Duffy emphasizes the importance of having a human in the loop to review AI-generated material, as well as controls around the use cases. For example, the use of AI in the first draft of a regulatory filing should have much more stringent controls vs. AI used to summarize an email.
As the team works to catalogue and centralize AI use cases, as well as ensure they are reviewed, Duffy feels the best way to drive compliance is to ensure employees understand that, as a company, our uses of AI will be scrutinized at some point. “We want to calibrate the uses so that we avoid what we’ve seen some companies do, which is shut it down completely, but at the same time, not have a free-for-all. We want AI to be introduced in sensible and controlled ways,” Duffy said.
As far as leveraging AI’s benefits for the compliance function itself, Duffy is very optimistic. “I have a lot of enthusiasm and optimism about the way that [compliance] might be able to use AI. We have tremendous amounts of data available to us and the government is expecting us to use that data. Without tools like AI, that can become very overwhelming,” said Duffy. She hopes AI will be able to help digest available data and help leverage it toward monitoring efforts.

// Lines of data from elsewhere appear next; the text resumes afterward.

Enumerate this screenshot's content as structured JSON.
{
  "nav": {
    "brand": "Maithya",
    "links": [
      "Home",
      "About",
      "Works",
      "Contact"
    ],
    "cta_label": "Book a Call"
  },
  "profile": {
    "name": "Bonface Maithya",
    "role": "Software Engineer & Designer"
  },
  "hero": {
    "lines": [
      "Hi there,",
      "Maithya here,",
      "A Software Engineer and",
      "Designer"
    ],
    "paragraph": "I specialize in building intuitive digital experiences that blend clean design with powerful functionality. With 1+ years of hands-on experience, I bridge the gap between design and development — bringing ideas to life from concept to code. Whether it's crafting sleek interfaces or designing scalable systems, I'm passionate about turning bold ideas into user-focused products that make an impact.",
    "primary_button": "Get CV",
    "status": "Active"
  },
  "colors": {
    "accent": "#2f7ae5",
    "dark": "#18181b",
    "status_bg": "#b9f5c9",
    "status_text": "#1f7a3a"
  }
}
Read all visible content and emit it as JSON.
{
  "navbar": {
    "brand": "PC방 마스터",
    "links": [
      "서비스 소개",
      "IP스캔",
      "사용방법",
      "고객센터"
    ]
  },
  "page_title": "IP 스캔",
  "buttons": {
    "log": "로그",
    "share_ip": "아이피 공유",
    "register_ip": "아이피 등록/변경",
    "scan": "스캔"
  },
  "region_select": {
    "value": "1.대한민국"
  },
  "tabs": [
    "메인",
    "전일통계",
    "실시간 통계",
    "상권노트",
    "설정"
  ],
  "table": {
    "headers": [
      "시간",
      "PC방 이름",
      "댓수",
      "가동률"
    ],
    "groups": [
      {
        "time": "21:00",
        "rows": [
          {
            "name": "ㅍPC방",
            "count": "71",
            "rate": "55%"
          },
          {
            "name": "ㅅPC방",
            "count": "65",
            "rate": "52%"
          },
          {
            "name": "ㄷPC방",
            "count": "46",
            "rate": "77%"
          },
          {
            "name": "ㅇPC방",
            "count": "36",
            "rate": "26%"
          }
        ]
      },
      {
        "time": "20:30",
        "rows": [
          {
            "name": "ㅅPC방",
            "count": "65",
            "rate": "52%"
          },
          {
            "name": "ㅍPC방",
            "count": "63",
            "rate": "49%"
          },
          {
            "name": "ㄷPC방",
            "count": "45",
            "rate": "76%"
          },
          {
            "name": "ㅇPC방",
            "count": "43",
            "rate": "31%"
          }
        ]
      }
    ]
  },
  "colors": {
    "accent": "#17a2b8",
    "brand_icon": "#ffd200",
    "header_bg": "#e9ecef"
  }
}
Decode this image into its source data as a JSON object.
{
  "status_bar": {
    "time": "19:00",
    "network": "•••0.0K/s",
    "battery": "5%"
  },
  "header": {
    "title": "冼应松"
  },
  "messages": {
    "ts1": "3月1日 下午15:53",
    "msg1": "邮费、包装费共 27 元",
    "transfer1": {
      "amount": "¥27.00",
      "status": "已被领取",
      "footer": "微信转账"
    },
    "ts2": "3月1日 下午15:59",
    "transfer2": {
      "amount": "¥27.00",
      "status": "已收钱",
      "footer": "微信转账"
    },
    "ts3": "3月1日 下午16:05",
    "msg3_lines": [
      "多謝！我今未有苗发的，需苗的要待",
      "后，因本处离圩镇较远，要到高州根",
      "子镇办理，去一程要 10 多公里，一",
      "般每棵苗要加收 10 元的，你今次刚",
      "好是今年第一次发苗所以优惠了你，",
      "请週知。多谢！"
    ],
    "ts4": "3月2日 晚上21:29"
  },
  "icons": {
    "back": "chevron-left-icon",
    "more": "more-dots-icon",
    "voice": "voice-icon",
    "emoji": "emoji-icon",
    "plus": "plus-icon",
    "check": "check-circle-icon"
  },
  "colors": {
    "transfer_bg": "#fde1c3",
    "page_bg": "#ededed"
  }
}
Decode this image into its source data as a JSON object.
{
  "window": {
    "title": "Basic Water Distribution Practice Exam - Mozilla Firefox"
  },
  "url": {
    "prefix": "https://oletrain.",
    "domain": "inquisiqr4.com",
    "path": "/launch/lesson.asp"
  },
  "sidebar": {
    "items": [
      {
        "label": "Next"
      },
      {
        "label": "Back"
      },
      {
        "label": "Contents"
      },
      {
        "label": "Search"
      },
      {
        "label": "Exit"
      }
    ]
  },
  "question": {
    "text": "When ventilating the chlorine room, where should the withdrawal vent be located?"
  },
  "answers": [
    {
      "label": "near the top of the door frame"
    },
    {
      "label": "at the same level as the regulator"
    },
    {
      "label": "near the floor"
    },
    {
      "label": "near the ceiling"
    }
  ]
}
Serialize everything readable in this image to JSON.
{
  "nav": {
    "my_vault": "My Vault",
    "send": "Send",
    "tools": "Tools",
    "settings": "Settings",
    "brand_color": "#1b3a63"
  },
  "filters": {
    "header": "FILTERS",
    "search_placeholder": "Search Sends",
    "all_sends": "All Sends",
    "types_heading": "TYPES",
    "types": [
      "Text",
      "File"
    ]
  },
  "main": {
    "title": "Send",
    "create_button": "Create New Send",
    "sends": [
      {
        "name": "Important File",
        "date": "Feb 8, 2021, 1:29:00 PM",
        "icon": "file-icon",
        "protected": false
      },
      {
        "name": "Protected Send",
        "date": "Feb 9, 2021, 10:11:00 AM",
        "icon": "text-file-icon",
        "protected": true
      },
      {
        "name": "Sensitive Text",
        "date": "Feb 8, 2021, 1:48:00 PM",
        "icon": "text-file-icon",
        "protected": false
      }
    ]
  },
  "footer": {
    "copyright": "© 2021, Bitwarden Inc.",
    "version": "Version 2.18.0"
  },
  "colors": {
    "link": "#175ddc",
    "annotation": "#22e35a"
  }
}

Compliance through compassion
As Duffy explained, Merck is a 134-year-old established company with a strong purpose and reputation. Instead of compliance through fear, having a settlement or CIA as a negative hanging over employees, Duffy believes it’s more effective to focus on the positives.
“[We have] our long-standing legacy and our reputation, which is so important to patient trust, physician trust, regulator trust and our ability to fulfill our mission,” Duffy said, “If that trust breaks down, we can't get our medications to the populations who need them.”
Duffy acknowledged it’s difficult when something does go wrong, especially when a lot of work has gone into prevention, but compliance programs are designed to assume things will go wrong sometimes.
“I think that's the reality of the world,” said Duffy. “But take those events and learn from them and do the appropriate remediation—not just with that individual or that individual situation—but take a step back and look at the broader controls, what control failures contributed to that happening.”
Duffy recommends that staying attentive to established programs doesn't mean inflexibility, it means “keeping an open mind to change and being comfortable tackling new issues as they arise."
Duffy's approach—balancing caution with optimism, and tradition with innovation—offers a roadmap for compliance professionals facing similar challenges. As AI and other technologies continue to evolve, so too must the strategies and skills of those tasked with ensuring ethical and regulatory compliance in the pharmaceutical industry.